Grupo Aval reported a net income of COP 494.9 billion for the second quarter of 2025, marking its highest quarterly figure in three years. This represents a robust 37% quarter-over-quarter and 142% year-over-year growth, with H1 2025 net income reaching COP 856 billion, 1.7 times higher than H1 2024.
The company's consolidated Net Interest Margin (NIM) reached 4% in Q2 2025, a level not seen in three years, with NIM on loans at 4.5%. Asset quality also improved significantly, as the cost of risk, net of recoveries, decreased by 31 basis points to 1.7%, its lowest since Q1 2023.
Further improvements in asset quality include 30-day Past Due Loans (PDLs) improving by 37 basis points to 4.81%, and 90-day PDLs reaching their lowest level in three years at 3.51%. Stage 3 loans have fallen for the third consecutive quarter to 6.1%, reflecting prudent lending practices.
Total assets grew 6% year-over-year to COP 336 trillion, with gross loans reaching COP 199.4 trillion, up 3.2% year-over-year. Retail loans, particularly mortgages (up 20% year-over-year) and consumer loans (up 6% year-over-year), were key growth drivers, while total funding increased 6.3% year-over-year, with deposits growing 6.8%.

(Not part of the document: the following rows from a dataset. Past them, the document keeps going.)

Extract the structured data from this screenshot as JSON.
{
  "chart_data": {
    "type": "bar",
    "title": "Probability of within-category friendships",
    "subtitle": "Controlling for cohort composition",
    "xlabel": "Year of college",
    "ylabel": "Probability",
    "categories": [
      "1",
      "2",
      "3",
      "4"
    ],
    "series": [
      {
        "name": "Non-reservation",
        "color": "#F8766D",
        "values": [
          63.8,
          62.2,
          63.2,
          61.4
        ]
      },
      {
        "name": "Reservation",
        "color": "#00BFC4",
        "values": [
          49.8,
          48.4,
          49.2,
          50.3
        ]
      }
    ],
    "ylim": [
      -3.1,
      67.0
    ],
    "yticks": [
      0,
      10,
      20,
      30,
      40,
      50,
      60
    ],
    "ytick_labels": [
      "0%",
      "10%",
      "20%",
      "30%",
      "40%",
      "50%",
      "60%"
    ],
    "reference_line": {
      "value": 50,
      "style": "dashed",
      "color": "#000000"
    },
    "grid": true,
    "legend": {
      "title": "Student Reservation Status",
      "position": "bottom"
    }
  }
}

For 2025, Grupo Aval projects a return on average equity (ROE) in the 10.5% area, supported by anticipated loan growth in the 7% area, with retail loans expected to grow around 9% and commercial loans around 5%. Consolidated NIM is projected to be in the 4% area, with NIM on loans at 4.5%, and the cost of risk, net of recoveries, expected to be in the 1.95% area.
These projections are underpinned by macroeconomic assumptions of 2.7% Colombian economic growth and inflation around 4.9% for 2025, with the Central Bank's policy rate anticipated to end 2025 at 8.5%.